Isola by Allegra Goodman (Dial, Feb. 4): French noblewoman Marguerite de la Roque has been under the control of her guardian, Jean-François Roberval, since her parents died, and he’s been milking her fortune dry. When, in 1542, he sails for what’s now Canada, he takes her along—and when she has the temerity to fall in love with his secretary, Roberval deposits the young lovers on a deserted island in the Gulf of Saint Lawrence. Based on a true story, Goodman’s novel about Marguerite’s two years on that island is written “with fluid beauty, deep empathy, and an emotional undertow that pulls you in and holds you from the first page to the last,” according to our starred review.
The Antidote by Karen Russell (Knopf, Mar. 11): In her first novel since 2011—when Swamplandia! memorably introduced readers to female alligator wrestlers—Russell heads to the Dust Bowl. Antonina Rossi is a witch in 1935 Nebraska; she relieves customers of unwanted memories, storing them in her own subconscious until a dust storm sweeps them away. That means danger. She bands together with three other misfits, including a teen basketball player and a government photographer. Our starred review says the book is “a singular, haunting vision that fearlessly excavates the past and challenges the reader to face the future head-on.”
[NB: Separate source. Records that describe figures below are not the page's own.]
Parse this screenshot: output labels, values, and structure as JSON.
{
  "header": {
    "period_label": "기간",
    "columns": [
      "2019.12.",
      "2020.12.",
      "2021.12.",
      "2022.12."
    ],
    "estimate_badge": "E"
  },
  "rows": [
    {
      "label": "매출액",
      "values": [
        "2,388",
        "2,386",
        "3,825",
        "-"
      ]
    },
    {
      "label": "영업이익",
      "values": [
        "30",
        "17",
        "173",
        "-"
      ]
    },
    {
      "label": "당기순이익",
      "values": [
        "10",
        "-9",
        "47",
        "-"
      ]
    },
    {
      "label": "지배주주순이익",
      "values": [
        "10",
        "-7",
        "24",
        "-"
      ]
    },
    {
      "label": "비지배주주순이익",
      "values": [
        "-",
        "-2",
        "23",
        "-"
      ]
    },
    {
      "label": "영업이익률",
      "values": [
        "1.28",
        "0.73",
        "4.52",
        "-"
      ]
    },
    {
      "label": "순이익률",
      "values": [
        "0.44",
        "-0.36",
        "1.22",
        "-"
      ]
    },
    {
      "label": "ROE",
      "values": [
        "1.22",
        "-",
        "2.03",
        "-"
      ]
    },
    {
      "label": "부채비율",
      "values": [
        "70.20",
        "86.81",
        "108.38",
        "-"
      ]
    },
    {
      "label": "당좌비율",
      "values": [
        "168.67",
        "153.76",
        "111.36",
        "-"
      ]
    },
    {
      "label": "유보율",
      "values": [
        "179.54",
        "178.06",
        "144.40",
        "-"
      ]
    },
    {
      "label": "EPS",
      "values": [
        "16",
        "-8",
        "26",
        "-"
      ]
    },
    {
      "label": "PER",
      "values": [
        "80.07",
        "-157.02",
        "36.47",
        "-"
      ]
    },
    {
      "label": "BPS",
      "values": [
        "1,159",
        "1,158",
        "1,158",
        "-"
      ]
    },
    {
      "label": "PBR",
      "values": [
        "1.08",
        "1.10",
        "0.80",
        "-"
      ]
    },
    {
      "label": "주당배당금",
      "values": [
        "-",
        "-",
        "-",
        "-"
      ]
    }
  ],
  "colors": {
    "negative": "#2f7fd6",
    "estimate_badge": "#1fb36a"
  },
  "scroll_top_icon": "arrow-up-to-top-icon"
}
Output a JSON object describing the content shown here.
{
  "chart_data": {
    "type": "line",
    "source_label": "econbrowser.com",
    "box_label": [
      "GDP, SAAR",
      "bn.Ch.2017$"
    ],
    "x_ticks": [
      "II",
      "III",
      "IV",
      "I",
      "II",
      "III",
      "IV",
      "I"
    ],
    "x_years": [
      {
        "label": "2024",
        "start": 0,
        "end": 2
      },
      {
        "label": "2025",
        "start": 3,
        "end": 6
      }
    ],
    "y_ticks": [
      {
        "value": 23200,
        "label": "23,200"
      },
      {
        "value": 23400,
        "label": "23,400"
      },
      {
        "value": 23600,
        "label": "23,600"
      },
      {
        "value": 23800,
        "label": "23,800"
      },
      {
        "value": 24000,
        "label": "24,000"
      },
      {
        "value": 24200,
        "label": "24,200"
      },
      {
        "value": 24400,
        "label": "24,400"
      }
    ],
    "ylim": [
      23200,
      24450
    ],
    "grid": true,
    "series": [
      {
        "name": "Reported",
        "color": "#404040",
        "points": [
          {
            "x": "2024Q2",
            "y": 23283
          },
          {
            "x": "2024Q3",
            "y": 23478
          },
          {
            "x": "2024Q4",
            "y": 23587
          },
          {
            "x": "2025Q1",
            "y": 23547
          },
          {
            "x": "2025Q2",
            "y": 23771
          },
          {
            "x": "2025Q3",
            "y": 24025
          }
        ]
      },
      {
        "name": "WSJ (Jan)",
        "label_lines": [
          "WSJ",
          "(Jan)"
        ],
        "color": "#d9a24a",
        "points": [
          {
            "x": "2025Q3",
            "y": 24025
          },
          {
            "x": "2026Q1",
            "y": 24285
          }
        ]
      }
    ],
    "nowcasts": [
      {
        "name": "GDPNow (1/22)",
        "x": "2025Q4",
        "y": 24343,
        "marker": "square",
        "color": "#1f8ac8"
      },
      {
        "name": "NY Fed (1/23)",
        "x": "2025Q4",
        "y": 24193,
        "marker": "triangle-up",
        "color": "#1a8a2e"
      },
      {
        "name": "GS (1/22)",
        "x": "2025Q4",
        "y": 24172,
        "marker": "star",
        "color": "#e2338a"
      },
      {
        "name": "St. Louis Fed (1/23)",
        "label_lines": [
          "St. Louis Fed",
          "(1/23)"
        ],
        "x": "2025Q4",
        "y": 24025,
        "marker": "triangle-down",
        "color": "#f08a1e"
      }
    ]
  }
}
The Rest Is Memory by Lily Tuck (Liveright, Dec. 10): The latest novel by 86-year-old Tuck tells the story of Czeslawa, a real Polish Catholic teenager who was killed in Auschwitz, leaving behind only some photographs of herself taken by the camp’s photographer. “With myriad references to the historical realities of the Holocaust, the work beautifully interweaves Tuck’s imagined story of Czeslawa’s constrained life before the German occupation and the hideous conditions she faced during her short, brutal months at Auschwitz,” says our starred review. “A painful, essential, unflinching memento.”
The Dream Hotel by Laila Lalami (Pantheon, March 4): The world of Lalami’s latest novel feels scarily contemporary, just taken a few steps further. Los Angeles woman Sara Hussein is flying home after a conference in London when she’s pulled aside by the Risk Assessment Administration, a federal agency that says her dreams show her to be at imminent risk of committing a crime. She’s put in a “retention center” run by a private company that doesn’t show any inclination to let her go. It’s an “engrossing and troubling dystopian tale,” according to our starred review.
Luminous by Silvia Park (Simon & Schuster, March 11): A “Bloodless War” has reunified North and South Korea. Robots have become a normal part of everyday life. Jun is trans, a cop, and a recovering virtual-reality addict. His estranged sister, Morgan, is a robot programmer. Their father, a tech pioneer, brought them up alongside Yoyo, an early robot they considered their brother—and then took him away. We meet Yoyo, too, though his siblings don’t know he’s alive. Our starred review calls it “a messy, visionary debut.”
Laurie Muchnick is the fiction editor.